Изменить стиль страницы

— И вы правильно поступили, сынок: приятно видеть, когда молодые люди чем-нибудь заняты.

— Вы будете мною довольны и впредь, — сказал Эмиль, кидая взгляд на Жильберту, — отец уже простил мне мое долгое безделье. Он очень добр ко мне, и я отвечу ему добром на добро, доказав, что готов пойти на самые тяжелые жертвы, вплоть до того, чтобы отныне не так часто видеть вас, мадемуазель Жанилла. Браните же меня, но не очень сильно, и простите, потому что в течение нескольких недель я буду, вероятно, вынужден навещать вас довольно редко. Мне предстоит много дел, но, если вы будете на меня сердиться, я совсем паду духом.

— Ладно, ладно! Вы славный малый, на вас и сердиться нельзя, — сказала Жанилла. — Я вижу, что мы понимаем друг друга с полуслова, — прибавила она, понизив голос и хитро взглянув на юношу, — приятно иметь дело с таким честным и умным человеком.

Столь благополучный исход разговора, затеянного Жаниллой, снял с души Эмиля огромную тяжесть.
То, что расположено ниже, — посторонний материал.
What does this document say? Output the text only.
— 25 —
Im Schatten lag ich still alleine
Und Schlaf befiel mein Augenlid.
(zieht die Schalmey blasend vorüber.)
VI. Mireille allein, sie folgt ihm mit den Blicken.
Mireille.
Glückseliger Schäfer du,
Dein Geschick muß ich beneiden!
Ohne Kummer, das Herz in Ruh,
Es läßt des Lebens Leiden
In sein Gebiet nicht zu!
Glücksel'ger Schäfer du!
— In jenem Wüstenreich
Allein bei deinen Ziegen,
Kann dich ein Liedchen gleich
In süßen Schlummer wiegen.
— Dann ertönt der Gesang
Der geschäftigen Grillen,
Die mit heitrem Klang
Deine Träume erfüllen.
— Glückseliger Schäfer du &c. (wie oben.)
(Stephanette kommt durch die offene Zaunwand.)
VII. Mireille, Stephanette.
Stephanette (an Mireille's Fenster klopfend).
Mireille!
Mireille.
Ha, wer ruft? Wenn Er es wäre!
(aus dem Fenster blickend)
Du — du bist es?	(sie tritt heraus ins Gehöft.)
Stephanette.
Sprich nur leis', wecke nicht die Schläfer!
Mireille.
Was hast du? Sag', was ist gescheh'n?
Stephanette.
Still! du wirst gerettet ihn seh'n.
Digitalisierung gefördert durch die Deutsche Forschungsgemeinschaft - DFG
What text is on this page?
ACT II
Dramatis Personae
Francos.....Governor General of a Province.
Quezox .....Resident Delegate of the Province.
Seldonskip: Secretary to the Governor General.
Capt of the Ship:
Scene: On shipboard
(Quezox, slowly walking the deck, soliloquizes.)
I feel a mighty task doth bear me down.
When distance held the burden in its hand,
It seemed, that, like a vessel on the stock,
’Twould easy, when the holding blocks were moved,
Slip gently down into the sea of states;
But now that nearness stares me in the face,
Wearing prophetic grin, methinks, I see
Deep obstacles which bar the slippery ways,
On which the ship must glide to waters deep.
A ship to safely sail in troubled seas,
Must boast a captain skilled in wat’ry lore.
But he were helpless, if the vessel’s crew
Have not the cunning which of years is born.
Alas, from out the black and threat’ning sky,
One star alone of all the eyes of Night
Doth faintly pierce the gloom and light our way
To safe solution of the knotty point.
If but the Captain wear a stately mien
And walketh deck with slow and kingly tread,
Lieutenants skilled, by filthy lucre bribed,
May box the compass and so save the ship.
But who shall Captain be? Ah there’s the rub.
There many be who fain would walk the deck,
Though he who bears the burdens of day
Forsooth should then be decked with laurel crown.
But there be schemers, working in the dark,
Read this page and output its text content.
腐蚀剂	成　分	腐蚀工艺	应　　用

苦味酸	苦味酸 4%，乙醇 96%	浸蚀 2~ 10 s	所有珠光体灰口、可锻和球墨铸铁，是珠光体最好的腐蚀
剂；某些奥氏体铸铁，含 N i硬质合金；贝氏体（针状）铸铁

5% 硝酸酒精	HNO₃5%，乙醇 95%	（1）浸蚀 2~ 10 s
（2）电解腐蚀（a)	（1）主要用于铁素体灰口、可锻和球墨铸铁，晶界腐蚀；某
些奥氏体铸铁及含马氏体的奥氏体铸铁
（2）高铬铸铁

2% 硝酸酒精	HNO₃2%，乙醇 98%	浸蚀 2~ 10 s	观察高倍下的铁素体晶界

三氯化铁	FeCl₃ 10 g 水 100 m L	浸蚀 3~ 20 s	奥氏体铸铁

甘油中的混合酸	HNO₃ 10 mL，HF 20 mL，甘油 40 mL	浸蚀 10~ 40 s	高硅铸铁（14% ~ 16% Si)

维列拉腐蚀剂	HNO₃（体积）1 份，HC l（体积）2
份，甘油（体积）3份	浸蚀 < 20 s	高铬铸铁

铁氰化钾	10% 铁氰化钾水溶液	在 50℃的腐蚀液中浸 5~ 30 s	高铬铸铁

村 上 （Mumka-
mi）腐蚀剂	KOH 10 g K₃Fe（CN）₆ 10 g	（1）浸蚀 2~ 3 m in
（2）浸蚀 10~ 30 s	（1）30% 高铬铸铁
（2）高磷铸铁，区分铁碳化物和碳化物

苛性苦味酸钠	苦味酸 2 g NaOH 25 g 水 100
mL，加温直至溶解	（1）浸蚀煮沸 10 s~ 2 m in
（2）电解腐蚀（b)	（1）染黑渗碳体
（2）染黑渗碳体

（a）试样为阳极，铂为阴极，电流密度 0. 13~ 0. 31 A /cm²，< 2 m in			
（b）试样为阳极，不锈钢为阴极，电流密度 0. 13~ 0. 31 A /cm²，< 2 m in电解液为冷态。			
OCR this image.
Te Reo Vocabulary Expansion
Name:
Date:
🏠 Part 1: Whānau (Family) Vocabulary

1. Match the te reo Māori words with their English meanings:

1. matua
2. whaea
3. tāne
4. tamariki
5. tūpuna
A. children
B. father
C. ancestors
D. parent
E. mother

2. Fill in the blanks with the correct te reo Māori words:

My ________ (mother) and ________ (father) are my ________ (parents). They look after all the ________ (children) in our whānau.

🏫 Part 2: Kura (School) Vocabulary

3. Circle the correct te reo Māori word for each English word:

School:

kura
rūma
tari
Положение было и без того серьезное, а тревога и расспросы верной домоправительницы могли его только осложнить. Совет Жильберты — реже показываться в Шатобрене и все предоставить течению времени — оказался наиболее мудрым, и самый опытный дипломат на ее месте не мог бы поступить искуснее. И впрямь, сколько браков, неравных в имущественном отношении, стали бы возможны, если бы женщина поступилась своими требованиями, гордостью и недоверием и не опутывала возлюбленного сетью тревог и страданий, под бременем которых он теряет мужество и благоразумие, необходимые, чтобы преодолеть препятствия! Детская непорочность сочеталась в Жильберте с ясным рассудком и бескорыстным мужеством. Она знала, что может соединиться с Эмилем только через несколько лет, и черпала в своей любви достаточно силы, чтобы ждать. Суровые годы ожидания представлялись Жильберте, исполненной веры, недолгим лучезарным днем, и в этой своей надежде она была отнюдь не безрассудна, как может показаться на первый взгляд. Ибо не благоразумие, а вера сдвигает горы с места.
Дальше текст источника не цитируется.